Bibb County’s low score on health outcomes was driven in part by its high level of premature deaths, which was measured in the number of years of potential life lost before age 75 per 100,000 residents.
Under that measurement, the study found that every group of 100,000 Bibb residents would collectively lose 11,200 potential years of life due to premature death. The average among all Georgia counties was 7,300 years.
Bibb also outpaced many Georgia counties in two areas: low birthweight babies accounting for 13 percent of live births, and 22 percent of adults reporting fair or poor health.
The study found that every group of 100,000 Bibb residents would collectively lose 11,200 potential years of life due to premature death. The average among all Georgia counties was 7,300 years.
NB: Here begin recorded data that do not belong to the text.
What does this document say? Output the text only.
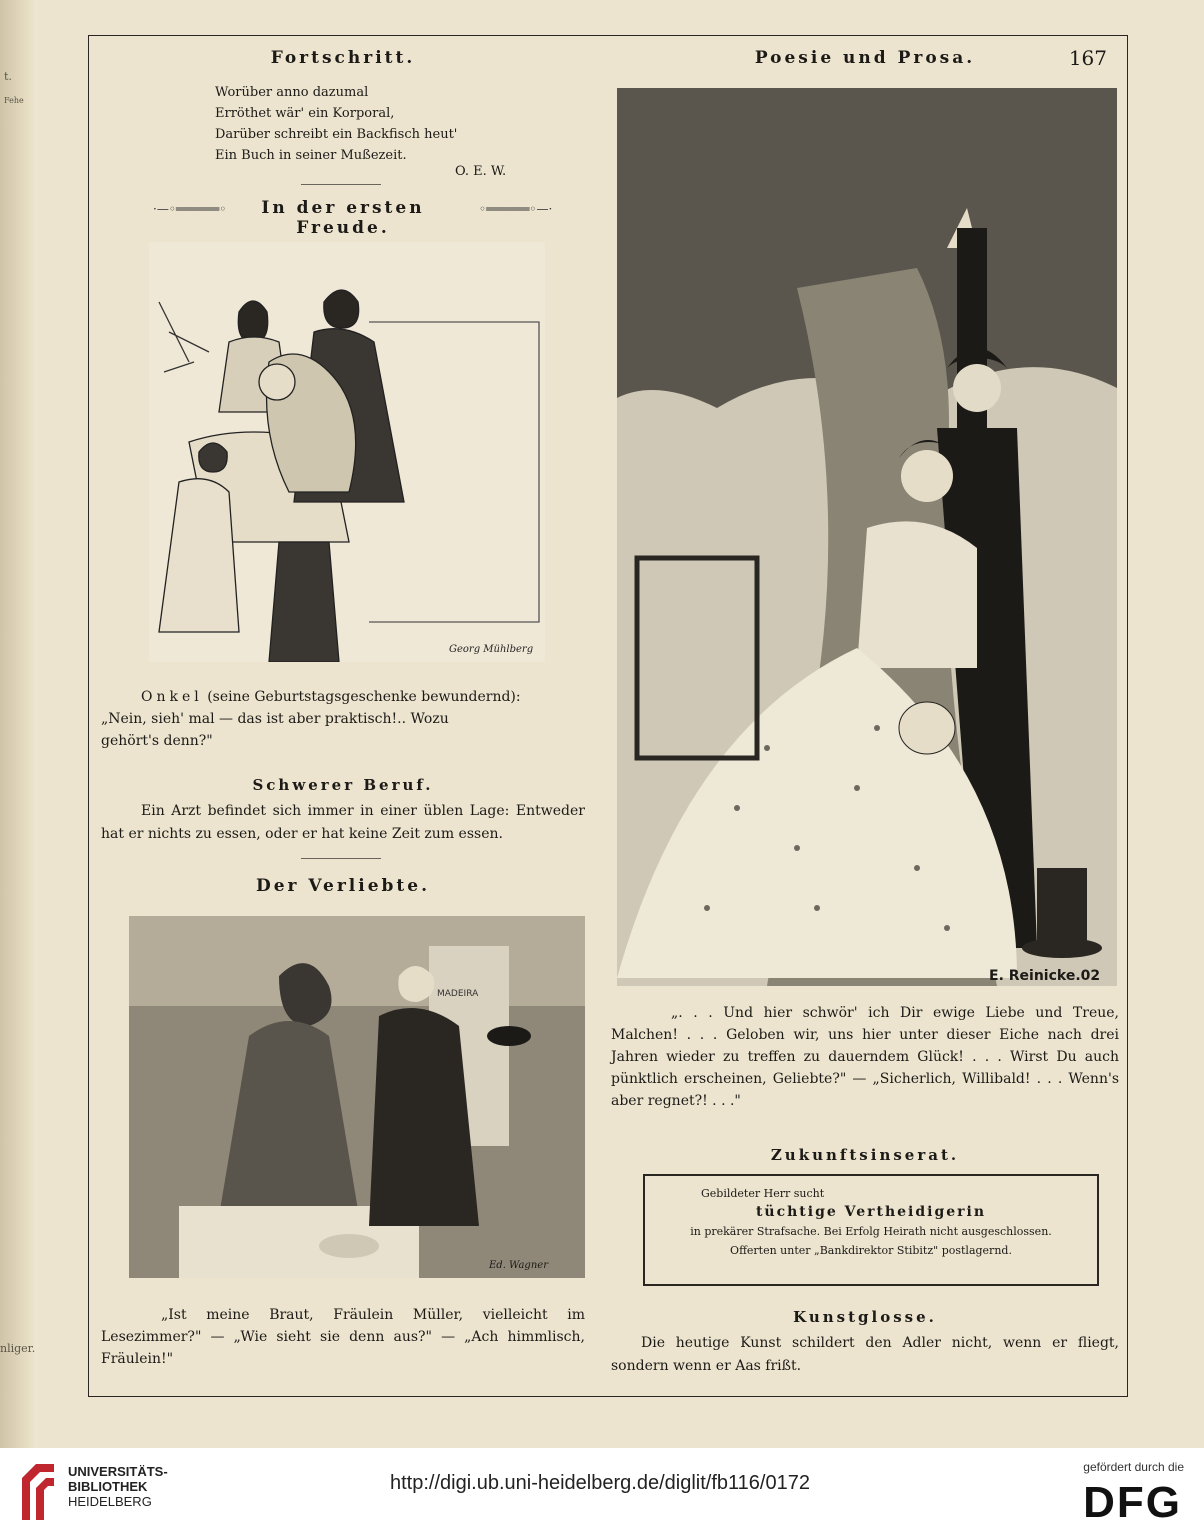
t.
Fehe
nliger.
Fortschritt.
Worüber anno dazumal
Erröthet wär' ein Korporal,
Darüber schreibt ein Backfisch heut'
Ein Buch in seiner Mußezeit.
O. E. W.
·—◦══════◦	In der ersten Freude.
◦══════◦—·
Georg Mühlberg
Onkel (seine Geburtstagsgeschenke bewundernd):
„Nein, sieh' mal — das ist aber praktisch!.. Wozu
gehört's denn?"
Schwerer Beruf.
Ein Arzt befindet sich immer in einer üblen Lage: Entweder hat er nichts zu essen, oder er hat keine Zeit zum essen.
Der Verliebte.
MADEIRA
Ed. Wagner
„Ist meine Braut, Fräulein Müller, vielleicht im Lesezimmer?" — „Wie sieht sie denn aus?" — „Ach himmlisch, Fräulein!"
Poesie und Prosa.	167
E. Reinicke.02
„. . . Und hier schwör' ich Dir ewige Liebe und Treue, Malchen! . . . Geloben wir, uns hier unter dieser Eiche nach drei Jahren wieder zu treffen zu dauerndem Glück! . . . Wirst Du auch pünktlich erscheinen, Geliebte?" — „Sicherlich, Willibald! . . . Wenn's aber regnet?! . . ."
Zukunftsinserat.
Gebildeter Herr sucht
tüchtige Vertheidigerin
in prekärer Strafsache. Bei Erfolg Heirath nicht ausgeschlossen.
Offerten unter „Bankdirektor Stibitz" postlagernd.
Kunstglosse.
Die heutige Kunst schildert den Adler nicht, wenn er fliegt, sondern wenn er Aas frißt.
UNIVERSITÄTS-
BIBLIOTHEK
HEIDELBERG
http://digi.ub.uni-heidelberg.de/diglit/fb116/0172
gefördert durch die
DFG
Bibb’s low ranking is due in part to the area’s socioeconomic challenges. Bibb has a low high school graduation rate – at just 61 percent – and higher-than-average rates of violent crime, injury deaths, unemployment and children living in poverty.
But in the areas of health behaviors, Bibb ranked 120th, driven by a high rate of adult smokers, obesity, alcohol-impaired driving deaths, teen births and sexually transmitted diseases.
Representatives of the North Central Health District, which serves Bibb and 12 other counties in Central Georgia as a branch of the Georgia Department of Public Health, declined to comment on the report.
The data from the rankings are only as valuable as the action they inspire and the lives they improve, Bridget Catlin, co-director of the County Health Rankings, said a statement.
“Whether it’s addressing health gaps between counties or the concentration of poverty in rural and residentially segregated communities of color – targeting resources to the people and places in greatest need is essential. The rankings are an important springboard for conversations on how to expand opportunity for all to be healthy.”
Nationally, the report included new health measurements that found:
- Residential segregation among blacks and whites – an indicator of health disparities – was highest in Northeast and Great Lakes regions and lowest on the Southeastern seaboard.
- National deaths from drug overdose are up 79 percent since 2002, with the highest rates in northern Appalachian counties and areas in the West and Southwest.
- Thirty-three percent of adults get less than seven hours of sleep each night, which can affect stress, depression and hypertension.